Jose Alberto Nino • January 22, 2025
In the immediate aftermath of the Oct. 7 attacks on Israel, the Jewish state received the usual outpouring of sympathy from the craven leadership classes of the West. That is to be expected from politicians who are bought off and extorted by Jewish interest groups.
That said, Israel also received a deluge of support from the least likely of the places — the Indian Subcontinent. Thousands of Hindu nationalists took to social media to express their sympathies with Israel after Hamas’ surprise attack on Israel. One could go on X/Twitter to see threads brimming with pro-Israeli posts from the social media platform’s large base of Indian users.
Indian Prime Minister Narendra Modi, a staunch Hindu nationalist, offered his support to the Jewish state immediately after the Hamas attack, declaring, “Deeply shocked by the news of terrorist attacks in Israel. Our thoughts and prayers are with the innocent victims and their families. We stand in solidarity with Israel at this difficult hour.” Curiously, Modi became the first Indian Prime Minister to visit Israel in 2017, further accelerating a growing economic and security relationship between the world’s largest democracy and the Jewish state.

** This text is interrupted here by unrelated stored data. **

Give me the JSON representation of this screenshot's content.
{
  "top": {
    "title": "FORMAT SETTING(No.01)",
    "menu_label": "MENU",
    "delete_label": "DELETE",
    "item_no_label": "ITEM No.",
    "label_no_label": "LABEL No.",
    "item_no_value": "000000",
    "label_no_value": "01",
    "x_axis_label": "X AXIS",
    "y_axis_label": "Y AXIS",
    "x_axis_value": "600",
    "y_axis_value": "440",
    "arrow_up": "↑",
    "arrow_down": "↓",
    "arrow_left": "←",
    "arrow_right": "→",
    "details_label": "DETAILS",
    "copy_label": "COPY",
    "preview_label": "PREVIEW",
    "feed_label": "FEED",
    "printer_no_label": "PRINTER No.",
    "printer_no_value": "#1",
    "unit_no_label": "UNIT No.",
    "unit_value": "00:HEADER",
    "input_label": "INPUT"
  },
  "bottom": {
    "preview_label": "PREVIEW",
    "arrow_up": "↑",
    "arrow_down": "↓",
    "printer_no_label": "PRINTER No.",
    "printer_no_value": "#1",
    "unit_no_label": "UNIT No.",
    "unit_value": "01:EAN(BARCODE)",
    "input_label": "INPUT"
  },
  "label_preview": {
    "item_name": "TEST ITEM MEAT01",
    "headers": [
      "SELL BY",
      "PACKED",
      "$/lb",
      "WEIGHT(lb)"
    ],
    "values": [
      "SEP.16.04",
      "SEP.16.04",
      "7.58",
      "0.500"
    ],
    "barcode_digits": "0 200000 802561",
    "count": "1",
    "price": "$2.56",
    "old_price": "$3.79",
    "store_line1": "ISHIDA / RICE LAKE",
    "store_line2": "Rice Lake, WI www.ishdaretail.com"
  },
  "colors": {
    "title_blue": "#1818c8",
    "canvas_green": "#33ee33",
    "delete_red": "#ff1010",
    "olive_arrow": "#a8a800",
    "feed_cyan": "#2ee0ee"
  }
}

Modi’s party, the Bharatiya Janata Party (BJP, lit: “Indian People’s Party”) is notorious for its hyper-Zionist sympathies. The ideological progenitor of the BJP, the Rashtriya Swayamsevak Sangh (RSS), has long wanted to emulate the Zionist project. RSS intellectual Vinayak Damodar Savarkar, a source of ideological inspiration for many present-day BJP leaders, published a book “Hindutva” in 1923, where he advocated for the formation of a Hindu Rashtra (Hindu state). Savarkar also waited in anticipation for the Jews to achieve the “Zionist dream” of transforming Palestine into a Jewish state. The RSS ideologue wrote effusively about the prospect of a Jewish state: “If the Zionists’ dreams are ever realised — if Palestine becomes a Jewish state — it will gladden us almost as much as our Jewish friends.”

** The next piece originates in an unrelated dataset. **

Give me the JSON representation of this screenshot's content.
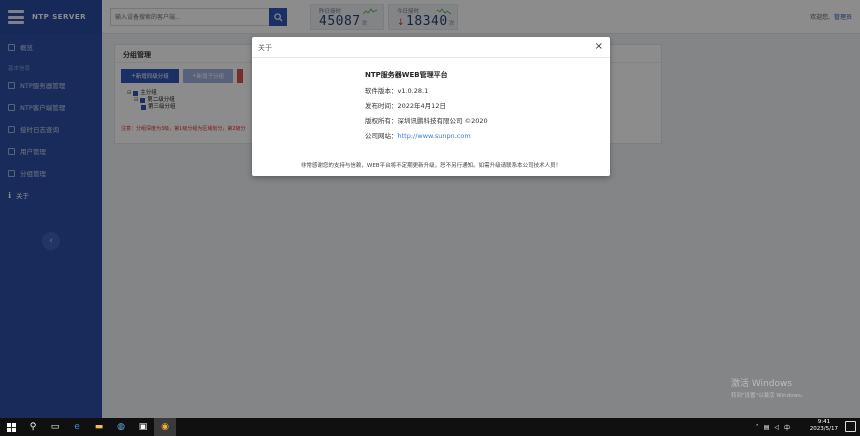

There is a growing synergy between Israeli nationalists, Hindu nationalists, and pro-Zionist interests in the West. In fact, the gate-keeping, Israel First “National Conservativism” movement backed by the Edmund Burke foundation recently featured two BJP politicians Ram Madhav and Swapan Dasgupta at National Conservatism’s July 2024 conference. Madhav and Dasgupta have expressed pro-Israeli sentiments on multiple occasions. The former is open about using the Indian diaspora, which numbers over 30 million, as a tool for advancing India’s interests abroad.